Callebaut Gert, Colpaert Filip, Nonn Melinda, Kiss Loránd, Sillanpää Reijo, Törnroos Karl W, Fülöp Ferenc, De Kimpe Norbert, Mangelinckx Sven
Department of Sustainable Organic Chemistry and Technology, Faculty of Bioscience Engineering, Ghent University, Coupure Links 653, B-9000 Ghent, Belgium.
Org Biomol Chem. 2014 Jun 7;12(21):3393-405. doi: 10.1039/c4ob00243a. Epub 2014 Apr 17.

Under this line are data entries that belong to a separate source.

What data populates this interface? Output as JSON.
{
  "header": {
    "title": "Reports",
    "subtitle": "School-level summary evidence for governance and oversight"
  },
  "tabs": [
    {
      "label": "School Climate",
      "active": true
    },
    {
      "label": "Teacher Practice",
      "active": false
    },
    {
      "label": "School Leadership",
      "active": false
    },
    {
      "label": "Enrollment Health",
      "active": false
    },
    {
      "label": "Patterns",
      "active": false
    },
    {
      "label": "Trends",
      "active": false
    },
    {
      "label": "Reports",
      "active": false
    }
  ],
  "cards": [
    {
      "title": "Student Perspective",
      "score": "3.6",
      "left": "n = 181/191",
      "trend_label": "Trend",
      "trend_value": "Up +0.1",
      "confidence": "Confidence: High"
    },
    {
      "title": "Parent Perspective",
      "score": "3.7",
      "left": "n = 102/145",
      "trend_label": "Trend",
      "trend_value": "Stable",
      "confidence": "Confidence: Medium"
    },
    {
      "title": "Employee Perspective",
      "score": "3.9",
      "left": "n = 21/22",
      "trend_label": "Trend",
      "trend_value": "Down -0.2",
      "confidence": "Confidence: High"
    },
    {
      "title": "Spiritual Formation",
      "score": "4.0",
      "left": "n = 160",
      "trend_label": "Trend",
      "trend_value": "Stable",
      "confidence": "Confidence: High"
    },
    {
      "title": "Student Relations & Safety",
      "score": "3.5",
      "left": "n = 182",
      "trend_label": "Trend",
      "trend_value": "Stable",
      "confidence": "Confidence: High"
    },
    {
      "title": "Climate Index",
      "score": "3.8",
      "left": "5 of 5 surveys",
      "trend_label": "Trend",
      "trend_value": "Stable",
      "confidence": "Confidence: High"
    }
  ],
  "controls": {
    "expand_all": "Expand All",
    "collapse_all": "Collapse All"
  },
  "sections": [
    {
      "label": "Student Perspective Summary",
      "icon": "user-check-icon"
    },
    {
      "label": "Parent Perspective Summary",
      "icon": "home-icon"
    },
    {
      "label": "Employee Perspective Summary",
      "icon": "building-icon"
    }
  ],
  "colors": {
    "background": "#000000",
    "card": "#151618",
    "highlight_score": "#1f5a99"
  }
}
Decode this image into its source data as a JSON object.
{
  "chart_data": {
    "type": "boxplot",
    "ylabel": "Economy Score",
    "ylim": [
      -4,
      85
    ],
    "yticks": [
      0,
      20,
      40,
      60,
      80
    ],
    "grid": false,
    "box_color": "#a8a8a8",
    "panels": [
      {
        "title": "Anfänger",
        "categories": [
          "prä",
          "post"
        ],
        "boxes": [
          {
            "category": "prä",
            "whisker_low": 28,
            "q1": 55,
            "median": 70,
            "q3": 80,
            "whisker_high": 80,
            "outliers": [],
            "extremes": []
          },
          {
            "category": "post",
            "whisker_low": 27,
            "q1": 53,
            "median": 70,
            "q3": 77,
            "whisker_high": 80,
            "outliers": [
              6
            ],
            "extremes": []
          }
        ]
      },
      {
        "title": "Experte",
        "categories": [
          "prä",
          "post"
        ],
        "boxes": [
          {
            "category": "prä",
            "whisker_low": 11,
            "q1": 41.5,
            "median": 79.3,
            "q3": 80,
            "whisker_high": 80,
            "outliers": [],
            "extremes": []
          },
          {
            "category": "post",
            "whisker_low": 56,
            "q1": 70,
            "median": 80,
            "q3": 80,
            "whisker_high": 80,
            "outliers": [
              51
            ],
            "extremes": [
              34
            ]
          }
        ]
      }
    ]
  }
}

Mannich-type reactions of O-Boc glycolic esters across chiral N-sulfinyl-α-chloroaldimines resulted in the efficient and syn-stereoselective synthesis of new γ-chloro-α-hydroxy-β-amino esters (dr > 99 : 1). The α-coordinating ability of the chlorine atom was of great importance for the diastereoselectivity of the Mannich-type reaction and overruled the chelation of the sulfinyl oxygen with the lithium ion of the incoming E-enolate in the transition state model. These novel chloroisothreonine derivatives proved to be excellent building blocks in asymmetric synthesis of novel syn-β,γ-aziridino-α-hydroxy esters and biologically relevant trans-oxazolidinone carboxylic esters.
O-叔丁氧羰基乙醇酸酯与手性N-亚磺酰基-α-氯代醛亚胺的曼尼希型反应高效且立体选择性地合成了新的γ-氯-α-羟基-β-氨基酯(非对映体比例>99:1)。氯原子的α配位能力对曼尼希型反应的非对映选择性至关重要,并且在过渡态模型中推翻了亚磺酰基氧与 incoming E-烯醇锂的锂离子的螯合作用。这些新型氯代异苏氨酸衍生物被证明是新型顺式-β,γ-氮丙啶基-α-羟基酯和具有生物学相关性的反式恶唑烷酮羧酸酯不对称合成中的优秀砌块。